— Ничего, — сказал Блинову один из стариков-машинистов. — Еще придется туго. Машина не терпит, когда о ней забывают. Катайся дальше — увидишь.
…Тот рейс не обещал быть особенно трудным: знакомый путь, три некрутых подъема. Правда, вдоль состава змеилась поземка, но метель стихала. Небо прояснилось, льдисто сверкали звезды. Локомотив был прогрет до трубочки.
Иван поднялся в будку. В топке весело билось пламя. Неожиданно клапан издал короткую жалобную трель: в котле скопилось слишком много пара. Блинов улыбнулся. Он узнал бы эту слабую трель даже в грохоте колес, потому что научился слушать машину и теперь был спокоен.
Все шло заведенным порядком. Иван подбрасывал уголек, подкачивал воду — работал.
Подъем.
Площадка.
Снова подъем.
Блинов бросил взгляд на манометр и еще не успел подумать, что пар садится, как услышал короткое:
— Дай пару!
Он смотрел на манометр, точно видел его впервые: стрелка была не там, где требовалось. Пар садился. Иван бросал уголь, а стрелка ползла вниз. Начинался самый затяжной из трех подъемов. Если пар упустишь, подъем не одолеть.
— Дай пару!
Давление в котле падало. Что он просмотрел? Прогар? Где? В задних углах? Почему не заметил, что пар садится?
Иван скинул ватник. Он стоял, широко расставив ноги: нырок к лотку, движение к топке, снова — к лотку, потом опять — к топке. Под ним с лязгом ходила металлическая плита, отделявшая паровоз от тендера. На миг он сбился с ритма, но быстро настроился и теперь бросал уголь размеренно, короткими выверенными движениями. Лопата скребла по дну лотка, стучали дверцы топки, в ноздри била шлаковая вонь и угарный запах топочных газов, соленый пот ел глаза.
— Дай пару!
Машинист открыл окно. Струя ледяного ветра полоснула Ивана по спине. Он стоял в прилипшей к телу рубахе, хватал воздух ртом и не отрывал глаз от манометра. Стрелка, дрогнув, наконец замерла и нехотя поползла вверх.
Иван достал чайник, припал запекшимися губами к шершавому, с отбитой эмалью носику. Вода показалась безвкусной.
Машинист повернулся к помощнику:
— Теперь другой коленкор! Держи, Ваня, парок.
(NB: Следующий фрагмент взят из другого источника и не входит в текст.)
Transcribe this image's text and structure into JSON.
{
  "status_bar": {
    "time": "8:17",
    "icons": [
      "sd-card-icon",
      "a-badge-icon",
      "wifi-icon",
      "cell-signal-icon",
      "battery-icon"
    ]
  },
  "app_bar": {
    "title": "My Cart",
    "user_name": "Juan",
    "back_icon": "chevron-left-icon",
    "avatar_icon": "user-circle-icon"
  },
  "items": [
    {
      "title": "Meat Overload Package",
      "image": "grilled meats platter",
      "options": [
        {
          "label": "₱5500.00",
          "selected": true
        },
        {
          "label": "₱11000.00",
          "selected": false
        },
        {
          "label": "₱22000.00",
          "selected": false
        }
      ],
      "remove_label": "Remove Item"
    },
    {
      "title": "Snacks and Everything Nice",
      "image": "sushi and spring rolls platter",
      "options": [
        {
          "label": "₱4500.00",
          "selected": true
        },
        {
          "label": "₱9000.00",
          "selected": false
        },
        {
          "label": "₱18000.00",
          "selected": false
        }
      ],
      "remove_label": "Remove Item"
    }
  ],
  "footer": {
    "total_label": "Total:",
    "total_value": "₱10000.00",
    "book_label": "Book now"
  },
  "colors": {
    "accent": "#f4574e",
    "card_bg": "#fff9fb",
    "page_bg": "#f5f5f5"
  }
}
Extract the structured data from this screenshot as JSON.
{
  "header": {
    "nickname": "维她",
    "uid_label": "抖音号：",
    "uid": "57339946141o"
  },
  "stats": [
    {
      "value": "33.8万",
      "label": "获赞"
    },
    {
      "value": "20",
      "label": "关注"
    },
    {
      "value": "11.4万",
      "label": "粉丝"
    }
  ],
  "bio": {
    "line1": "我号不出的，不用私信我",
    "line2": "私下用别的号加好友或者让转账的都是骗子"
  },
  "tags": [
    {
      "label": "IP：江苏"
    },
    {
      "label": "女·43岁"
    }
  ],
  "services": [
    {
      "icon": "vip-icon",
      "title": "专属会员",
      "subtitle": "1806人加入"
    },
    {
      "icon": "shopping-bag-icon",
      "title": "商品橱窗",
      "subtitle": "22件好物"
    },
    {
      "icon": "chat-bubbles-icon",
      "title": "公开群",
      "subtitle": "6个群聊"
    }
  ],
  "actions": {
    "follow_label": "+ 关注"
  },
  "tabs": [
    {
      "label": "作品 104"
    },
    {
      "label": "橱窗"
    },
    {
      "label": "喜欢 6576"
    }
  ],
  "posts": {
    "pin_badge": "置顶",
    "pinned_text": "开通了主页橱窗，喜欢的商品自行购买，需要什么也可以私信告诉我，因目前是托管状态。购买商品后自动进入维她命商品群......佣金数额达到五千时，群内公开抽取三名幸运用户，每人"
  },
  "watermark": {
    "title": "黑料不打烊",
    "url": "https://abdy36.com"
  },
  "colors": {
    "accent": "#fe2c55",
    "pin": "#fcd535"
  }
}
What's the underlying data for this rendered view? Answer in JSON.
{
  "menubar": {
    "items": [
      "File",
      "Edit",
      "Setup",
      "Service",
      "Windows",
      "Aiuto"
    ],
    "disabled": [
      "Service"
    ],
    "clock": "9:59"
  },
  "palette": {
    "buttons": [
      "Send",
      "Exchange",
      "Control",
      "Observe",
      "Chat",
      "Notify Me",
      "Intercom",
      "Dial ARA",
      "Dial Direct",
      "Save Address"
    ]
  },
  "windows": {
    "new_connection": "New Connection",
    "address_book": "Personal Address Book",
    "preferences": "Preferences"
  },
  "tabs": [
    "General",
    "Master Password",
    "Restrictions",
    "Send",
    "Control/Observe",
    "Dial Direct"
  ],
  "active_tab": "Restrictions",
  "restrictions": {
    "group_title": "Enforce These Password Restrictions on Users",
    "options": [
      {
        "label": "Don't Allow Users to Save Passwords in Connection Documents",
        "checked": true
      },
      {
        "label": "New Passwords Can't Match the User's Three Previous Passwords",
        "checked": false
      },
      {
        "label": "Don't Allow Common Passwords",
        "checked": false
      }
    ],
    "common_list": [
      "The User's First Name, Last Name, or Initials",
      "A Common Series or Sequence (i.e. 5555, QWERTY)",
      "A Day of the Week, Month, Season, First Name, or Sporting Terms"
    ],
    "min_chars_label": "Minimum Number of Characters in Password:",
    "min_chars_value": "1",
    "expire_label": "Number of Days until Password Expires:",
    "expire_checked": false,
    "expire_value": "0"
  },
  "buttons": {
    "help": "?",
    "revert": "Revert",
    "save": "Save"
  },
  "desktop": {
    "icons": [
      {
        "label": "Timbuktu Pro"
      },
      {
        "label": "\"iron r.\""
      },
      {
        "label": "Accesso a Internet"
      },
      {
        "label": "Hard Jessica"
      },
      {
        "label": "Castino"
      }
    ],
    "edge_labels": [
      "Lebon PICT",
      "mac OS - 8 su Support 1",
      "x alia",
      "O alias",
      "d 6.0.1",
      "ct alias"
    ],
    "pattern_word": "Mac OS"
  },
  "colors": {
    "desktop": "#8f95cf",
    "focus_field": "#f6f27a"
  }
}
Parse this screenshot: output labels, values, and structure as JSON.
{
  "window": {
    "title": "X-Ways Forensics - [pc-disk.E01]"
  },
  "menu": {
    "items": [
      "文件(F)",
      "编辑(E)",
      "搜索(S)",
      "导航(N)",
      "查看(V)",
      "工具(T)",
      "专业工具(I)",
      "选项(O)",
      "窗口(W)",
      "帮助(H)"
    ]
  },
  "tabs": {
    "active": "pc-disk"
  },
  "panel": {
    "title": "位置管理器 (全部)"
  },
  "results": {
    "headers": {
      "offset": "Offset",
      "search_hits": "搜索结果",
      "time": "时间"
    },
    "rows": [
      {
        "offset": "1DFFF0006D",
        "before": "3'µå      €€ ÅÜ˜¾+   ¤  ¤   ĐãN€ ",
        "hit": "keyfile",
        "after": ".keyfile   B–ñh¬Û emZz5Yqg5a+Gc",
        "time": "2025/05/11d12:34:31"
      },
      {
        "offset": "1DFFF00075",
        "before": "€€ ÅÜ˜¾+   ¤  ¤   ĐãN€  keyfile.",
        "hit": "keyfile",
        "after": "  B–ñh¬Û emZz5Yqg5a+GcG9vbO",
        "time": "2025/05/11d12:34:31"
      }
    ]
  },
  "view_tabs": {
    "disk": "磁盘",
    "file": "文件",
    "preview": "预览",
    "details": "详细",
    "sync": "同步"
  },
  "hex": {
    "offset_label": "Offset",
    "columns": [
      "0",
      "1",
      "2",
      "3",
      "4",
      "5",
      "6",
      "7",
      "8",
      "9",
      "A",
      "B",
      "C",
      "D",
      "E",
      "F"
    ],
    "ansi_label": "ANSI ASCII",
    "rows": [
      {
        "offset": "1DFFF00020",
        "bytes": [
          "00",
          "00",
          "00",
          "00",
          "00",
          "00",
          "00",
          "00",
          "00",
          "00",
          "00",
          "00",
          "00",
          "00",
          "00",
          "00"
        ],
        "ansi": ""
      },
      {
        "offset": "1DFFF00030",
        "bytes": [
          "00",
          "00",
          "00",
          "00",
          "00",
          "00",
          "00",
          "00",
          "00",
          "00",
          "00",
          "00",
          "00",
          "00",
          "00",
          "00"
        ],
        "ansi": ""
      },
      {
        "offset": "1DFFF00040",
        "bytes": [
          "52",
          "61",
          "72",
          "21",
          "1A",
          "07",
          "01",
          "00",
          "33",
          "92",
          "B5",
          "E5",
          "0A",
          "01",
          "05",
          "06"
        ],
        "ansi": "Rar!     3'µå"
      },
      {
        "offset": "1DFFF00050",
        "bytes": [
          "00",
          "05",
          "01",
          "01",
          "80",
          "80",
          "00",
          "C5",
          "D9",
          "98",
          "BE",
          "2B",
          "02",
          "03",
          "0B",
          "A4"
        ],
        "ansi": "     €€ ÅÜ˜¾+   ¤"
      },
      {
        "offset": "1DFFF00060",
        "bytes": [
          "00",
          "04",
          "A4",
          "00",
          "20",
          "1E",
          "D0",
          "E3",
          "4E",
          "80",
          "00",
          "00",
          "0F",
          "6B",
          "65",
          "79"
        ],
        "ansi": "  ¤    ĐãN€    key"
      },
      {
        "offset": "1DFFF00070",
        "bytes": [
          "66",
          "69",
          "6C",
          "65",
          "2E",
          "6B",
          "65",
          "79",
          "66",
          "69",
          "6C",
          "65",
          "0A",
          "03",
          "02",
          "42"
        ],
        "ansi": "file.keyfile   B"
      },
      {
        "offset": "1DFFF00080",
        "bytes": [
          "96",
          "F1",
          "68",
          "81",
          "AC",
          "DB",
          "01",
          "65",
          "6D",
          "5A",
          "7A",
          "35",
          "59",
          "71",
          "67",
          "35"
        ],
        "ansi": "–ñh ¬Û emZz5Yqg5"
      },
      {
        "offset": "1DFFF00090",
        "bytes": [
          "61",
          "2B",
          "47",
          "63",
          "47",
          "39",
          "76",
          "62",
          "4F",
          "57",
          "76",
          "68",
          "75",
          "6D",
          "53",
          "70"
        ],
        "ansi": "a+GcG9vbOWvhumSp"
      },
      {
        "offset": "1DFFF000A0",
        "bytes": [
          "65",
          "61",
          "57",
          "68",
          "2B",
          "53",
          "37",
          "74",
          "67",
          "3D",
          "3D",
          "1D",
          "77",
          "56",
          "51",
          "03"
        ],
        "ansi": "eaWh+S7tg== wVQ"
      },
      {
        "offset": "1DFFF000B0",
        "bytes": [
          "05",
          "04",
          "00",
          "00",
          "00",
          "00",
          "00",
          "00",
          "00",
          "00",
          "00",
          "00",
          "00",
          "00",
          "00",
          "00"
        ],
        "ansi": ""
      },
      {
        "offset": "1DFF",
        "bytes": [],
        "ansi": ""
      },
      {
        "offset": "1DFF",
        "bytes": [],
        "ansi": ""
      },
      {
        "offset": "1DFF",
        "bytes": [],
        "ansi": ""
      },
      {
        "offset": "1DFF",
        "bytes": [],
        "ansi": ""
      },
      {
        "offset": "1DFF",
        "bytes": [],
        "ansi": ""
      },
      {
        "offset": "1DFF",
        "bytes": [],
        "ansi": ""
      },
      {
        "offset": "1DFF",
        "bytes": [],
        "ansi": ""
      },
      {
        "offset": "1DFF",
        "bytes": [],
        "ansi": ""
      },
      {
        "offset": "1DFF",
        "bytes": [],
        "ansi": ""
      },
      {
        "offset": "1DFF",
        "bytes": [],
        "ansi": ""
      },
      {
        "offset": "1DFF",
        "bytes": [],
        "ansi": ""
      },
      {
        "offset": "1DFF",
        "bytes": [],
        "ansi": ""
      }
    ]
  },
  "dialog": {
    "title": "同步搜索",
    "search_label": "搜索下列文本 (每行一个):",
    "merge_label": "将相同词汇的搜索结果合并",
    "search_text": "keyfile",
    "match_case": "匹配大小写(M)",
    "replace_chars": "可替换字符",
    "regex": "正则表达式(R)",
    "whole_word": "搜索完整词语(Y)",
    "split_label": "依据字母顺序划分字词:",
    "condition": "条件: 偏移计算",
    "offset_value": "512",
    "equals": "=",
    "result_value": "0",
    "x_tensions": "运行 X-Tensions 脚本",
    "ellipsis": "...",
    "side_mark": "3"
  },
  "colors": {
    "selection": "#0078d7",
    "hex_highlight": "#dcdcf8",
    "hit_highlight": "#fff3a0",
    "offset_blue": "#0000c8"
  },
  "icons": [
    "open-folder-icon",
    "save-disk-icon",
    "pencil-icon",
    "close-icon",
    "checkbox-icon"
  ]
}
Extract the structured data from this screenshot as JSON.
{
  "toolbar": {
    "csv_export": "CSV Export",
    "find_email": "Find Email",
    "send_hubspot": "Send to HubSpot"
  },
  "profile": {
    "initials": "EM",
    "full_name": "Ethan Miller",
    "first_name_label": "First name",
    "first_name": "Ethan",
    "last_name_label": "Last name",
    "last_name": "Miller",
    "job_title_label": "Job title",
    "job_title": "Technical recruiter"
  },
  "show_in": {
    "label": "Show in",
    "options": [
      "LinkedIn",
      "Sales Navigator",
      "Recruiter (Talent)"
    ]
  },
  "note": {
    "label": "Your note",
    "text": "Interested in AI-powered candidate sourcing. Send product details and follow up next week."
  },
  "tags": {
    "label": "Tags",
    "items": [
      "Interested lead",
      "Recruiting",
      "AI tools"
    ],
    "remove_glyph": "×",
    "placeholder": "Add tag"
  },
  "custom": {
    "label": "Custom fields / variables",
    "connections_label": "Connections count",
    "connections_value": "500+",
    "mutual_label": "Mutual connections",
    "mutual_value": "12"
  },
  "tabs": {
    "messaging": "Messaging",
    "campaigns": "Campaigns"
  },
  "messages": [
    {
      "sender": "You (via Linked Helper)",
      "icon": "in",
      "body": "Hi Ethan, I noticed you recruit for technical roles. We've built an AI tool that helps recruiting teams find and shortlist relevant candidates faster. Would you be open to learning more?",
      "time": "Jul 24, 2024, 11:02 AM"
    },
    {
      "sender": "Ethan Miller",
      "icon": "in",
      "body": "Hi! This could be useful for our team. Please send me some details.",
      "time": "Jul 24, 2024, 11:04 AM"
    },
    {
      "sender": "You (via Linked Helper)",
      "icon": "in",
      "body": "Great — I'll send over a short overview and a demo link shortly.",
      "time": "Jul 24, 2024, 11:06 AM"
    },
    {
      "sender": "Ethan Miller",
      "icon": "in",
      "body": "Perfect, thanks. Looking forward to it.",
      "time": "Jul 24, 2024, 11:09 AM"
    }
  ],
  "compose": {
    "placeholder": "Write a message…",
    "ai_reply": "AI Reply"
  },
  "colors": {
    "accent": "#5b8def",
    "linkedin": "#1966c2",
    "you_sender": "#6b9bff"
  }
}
Впереди в морозной мгле мерцал зеленый огонь. Состав одолевал подъем.
— Когда освоил отопление, я играть стал, — рассказывает Блинов. — Но до сих пор звучит у меня в ушах хриплый голос моего первого машиниста: «Дай пару!»
Это был урок, и скорее морального, чем технического свойства.
В основе машины лежит точный расчет, поэтому она не признает полузнайства и приблизительности. (В одном стихотворении машины говорят людям: «Не способны мы освоить вашу ложь».) Но у каждой машины и свой собственный характер. Она требует от рабочего не только высокой квалификации, но и уважения к себе. Пренебречь этими требованиями невозможно, они рождены взаимной зависимостью человека и машины. В этом заявлении можно, конечно, усмотреть некое романтическое одушевление техники, но проблема взаимоотношений человека и машины существовала всегда. Она и сегодня продолжает оставаться злободневной.
Отличительная черта Блинова, как и многих старых механиков, — уважительное, почти смиренное отношение к технике. Он примеривал себя к машине и не думал о самоутверждении. Да и слова-то такого не знал. Лишь позднее, уже став машинистом, Блинов понял, что для него, водителя поездов, работают слесари, диспетчеры, стрелочники. То есть, конечно, он и раньше это знал, только другим знанием — холодным, безличным. Он пережил старую истину как открытие, но почувствовал не тщеславное удовлетворение, а груз новой, еще большей ответственности. В этом строгом смирении больше правды, чем в профессиональном щегольстве и небрежной легкости.
Смирение, значит? А кто же тогда, могут спросить, мордовал паровозы? Разве не Блинов заставлял работать их на пределе сил? Но в том-то и дело: не мордовал! Да, он заставлял работать машины с предельным напряжением, но он требовал с них не больше того, что они могли дать. Он знал машины до тонкости и умел ухаживать за ними. В мастерстве оказалось больше любви к технике, чем в разговорах о бережном отношении к ней. Недаром блиновские локомотивы служили дольше других.
— Нас жизнь скромности учила, — говорит Блинов. — Ремесло свое ценили, за место держались и опыт чужой почитали. Я часто вспоминаю своих первых учителей. Они и сейчас стоят у меня перед глазами — молчаливые, строгие, в наглухо застегнутых форменных тужурках, с железными сундучками, на цепочке — казенные часы… Да, вот про часы вспомнил. То был знак, особая отметина, по которой раньше можно было узнать машиниста.